Namun sekarang, Ben harus pergi mencari pekerjaan, dan masalah stigma muncul kembali dengan cara besar:

  • Bagaimana jika calon majikan mempertanyakan lubang yang menganga di Ben's sejarah kerja sebelum pekerjaan terakhir ini? Kita berbicara delapan tahun di sini.
  • Akankah menekankan karena harus membuat perubahan menjadi pengangguran, dan kemudian - semoga - kembali ke karyawan di lingkungan baru, terlalu banyak stres untuk Ben?
  • Bagaimana jika Ben diagnosa skizofrenia terungkap? Apakah itu akan mencegah seseorang mempekerjakannya?
  • Apakah dia akan diadili karena penyakitnya? Dan, jika demikian, akan seperti apa vonis itu?

Kita yang hidup dengan penyakit mental, dalam diri kita sendiri atau anggota keluarga, hidup juga dengan stigma. Sedih, tapi sayangnya masih benar. Mengapa? Sebagian, paling tidak, karena sangat sedikit pers yang diberikan untuk sukses di mana penyakit mental berkaitan - terutama skizofrenia, yang tampaknya merupakan penyakit mental terakhir di dalam lemari.

Menghancurkan Stigma? Tingkatkan Pemahaman.

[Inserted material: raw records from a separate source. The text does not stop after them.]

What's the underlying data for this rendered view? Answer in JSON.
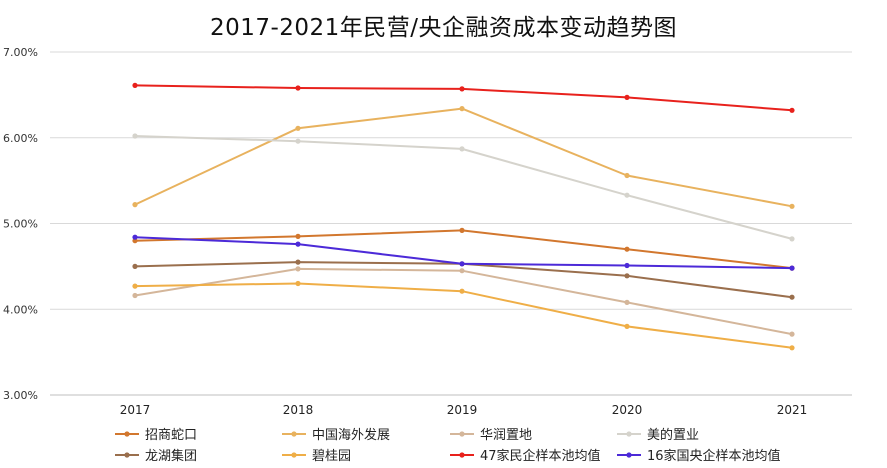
{
  "chart_data": {
    "type": "line",
    "title": "2017-2021年民营/央企融资成本变动趋势图",
    "xlabel": "",
    "ylabel": "",
    "x": [
      "2017",
      "2018",
      "2019",
      "2020",
      "2021"
    ],
    "ylim": [
      3.0,
      7.0
    ],
    "yticks": [
      "3.00%",
      "4.00%",
      "5.00%",
      "6.00%",
      "7.00%"
    ],
    "ytick_values": [
      3.0,
      4.0,
      5.0,
      6.0,
      7.0
    ],
    "grid": "horizontal",
    "legend_position": "bottom",
    "series": [
      {
        "name": "招商蛇口",
        "color": "#D2772E",
        "values": [
          4.8,
          4.85,
          4.92,
          4.7,
          4.48
        ]
      },
      {
        "name": "中国海外发展",
        "color": "#E8B25E",
        "values": [
          5.22,
          6.11,
          6.34,
          5.56,
          5.2
        ]
      },
      {
        "name": "华润置地",
        "color": "#D4B69A",
        "values": [
          4.16,
          4.47,
          4.45,
          4.08,
          3.71
        ]
      },
      {
        "name": "美的置业",
        "color": "#D5D3CC",
        "values": [
          6.02,
          5.96,
          5.87,
          5.33,
          4.82
        ]
      },
      {
        "name": "龙湖集团",
        "color": "#9A6F4D",
        "values": [
          4.5,
          4.55,
          4.53,
          4.39,
          4.14
        ]
      },
      {
        "name": "碧桂园",
        "color": "#EFAE47",
        "values": [
          4.27,
          4.3,
          4.21,
          3.8,
          3.55
        ]
      },
      {
        "name": "47家民企样本池均值",
        "color": "#E8211C",
        "values": [
          6.61,
          6.58,
          6.57,
          6.47,
          6.32
        ]
      },
      {
        "name": "16家国央企样本池均值",
        "color": "#4C2AD8",
        "values": [
          4.84,
          4.76,
          4.53,
          4.51,
          4.48
        ]
      }
    ]
  }
}
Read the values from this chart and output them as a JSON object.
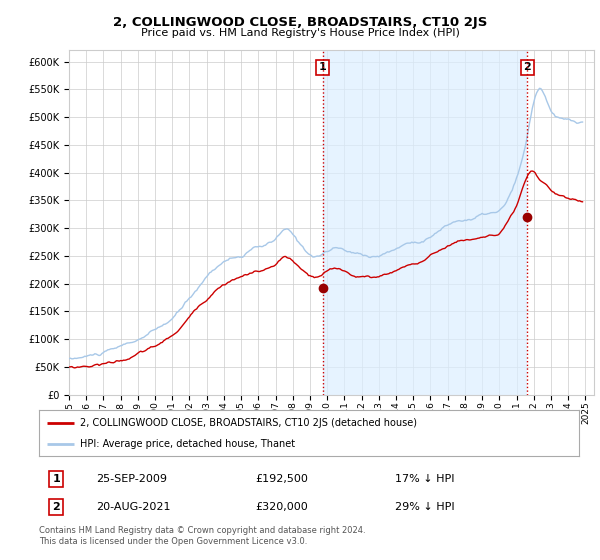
{
  "title": "2, COLLINGWOOD CLOSE, BROADSTAIRS, CT10 2JS",
  "subtitle": "Price paid vs. HM Land Registry's House Price Index (HPI)",
  "footer": "Contains HM Land Registry data © Crown copyright and database right 2024.\nThis data is licensed under the Open Government Licence v3.0.",
  "legend_line1": "2, COLLINGWOOD CLOSE, BROADSTAIRS, CT10 2JS (detached house)",
  "legend_line2": "HPI: Average price, detached house, Thanet",
  "transaction1_label": "1",
  "transaction1_date": "25-SEP-2009",
  "transaction1_price": "£192,500",
  "transaction1_hpi": "17% ↓ HPI",
  "transaction2_label": "2",
  "transaction2_date": "20-AUG-2021",
  "transaction2_price": "£320,000",
  "transaction2_hpi": "29% ↓ HPI",
  "xlim_start": 1995.0,
  "xlim_end": 2025.5,
  "ylim_bottom": 0,
  "ylim_top": 620000,
  "yticks": [
    0,
    50000,
    100000,
    150000,
    200000,
    250000,
    300000,
    350000,
    400000,
    450000,
    500000,
    550000,
    600000
  ],
  "ytick_labels": [
    "£0",
    "£50K",
    "£100K",
    "£150K",
    "£200K",
    "£250K",
    "£300K",
    "£350K",
    "£400K",
    "£450K",
    "£500K",
    "£550K",
    "£600K"
  ],
  "xticks": [
    1995,
    1996,
    1997,
    1998,
    1999,
    2000,
    2001,
    2002,
    2003,
    2004,
    2005,
    2006,
    2007,
    2008,
    2009,
    2010,
    2011,
    2012,
    2013,
    2014,
    2015,
    2016,
    2017,
    2018,
    2019,
    2020,
    2021,
    2022,
    2023,
    2024,
    2025
  ],
  "hpi_color": "#a8c8e8",
  "price_color": "#cc0000",
  "fill_color": "#dceeff",
  "transaction_marker_color": "#990000",
  "vline_color": "#cc0000",
  "background_color": "#ffffff",
  "grid_color": "#cccccc",
  "transaction1_x": 2009.73,
  "transaction1_y": 192500,
  "transaction2_x": 2021.63,
  "transaction2_y": 320000
}
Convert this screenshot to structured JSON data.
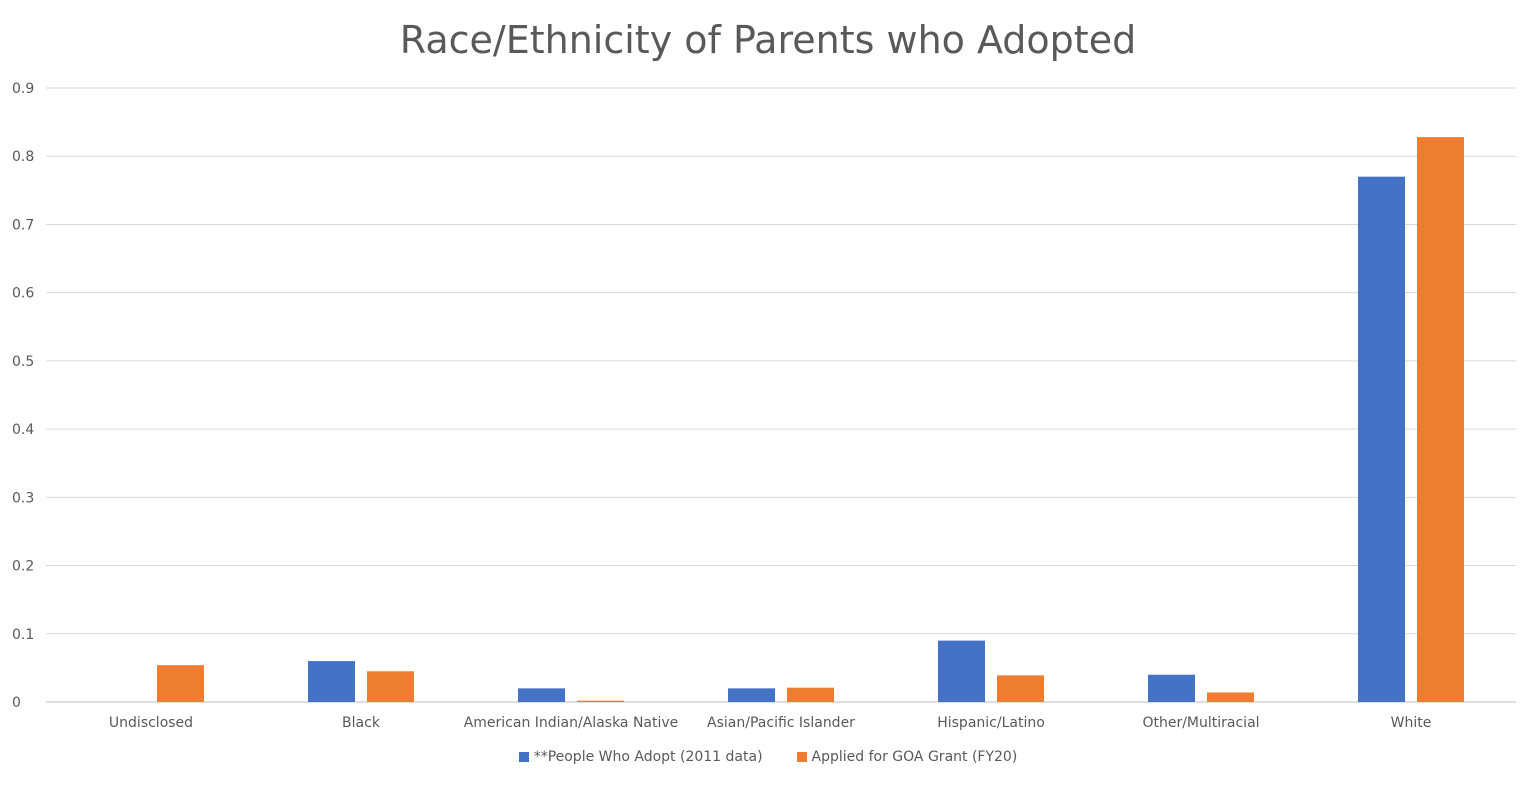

Jadi, apa yang harus dilakukan? Berikut adalah beberapa ide, untuk mulai mengubah pikiran:

  • Alihkan fokus media. Mari kita beri lebih banyak tekanan pada kisah sukses orang yang hidup dengan penyakit mental, khususnya skizofrenia yang banyak difitnah, yang menjalani kehidupan cinta, tujuan, keberanian, stabilitas - atau yang sedang dalam proses mencoba untuk sampai ke sana dengan keberanian dan luar biasa kekuatan.
  • Kebijakan yang jelas dan tidak diskriminatif dari atas. Di tempat kerja, kirim arahan yang jelas dari atas bahwa perusahaan memandang penyakit mental sama seperti mereka memandang penyakit lain dalam hal bagaimana orang-orang yang hidup dengannya dirawat di tempat kerja.
  • Bicara tentang itu. Dorong dialog terbuka di antara mereka yang bersedia membahas pengalaman mereka hidup dengan penyakit mental.
  • Dapatkan faktanya, buat fakta tersedia, singkirkan mitos.
  • Menyediakan dukungan bagi mereka yang hidup dengan penyakit mental - dan keluarga mereka - sehingga ada komunitas dalam pemulihan.

Ada begitu banyak pekerjaan yang harus dilakukan. Ada banyak ide lagi. Saya berharap untuk hari ketika keberanian Ben dalam membangun kembali masa depannya sendiri, setelah delapan rawat inap dan banyak tantangan, akan sama dihormati dan dihargai sebagai perjuangan orang lain untuk berjalan lagi setelah kecelakaan.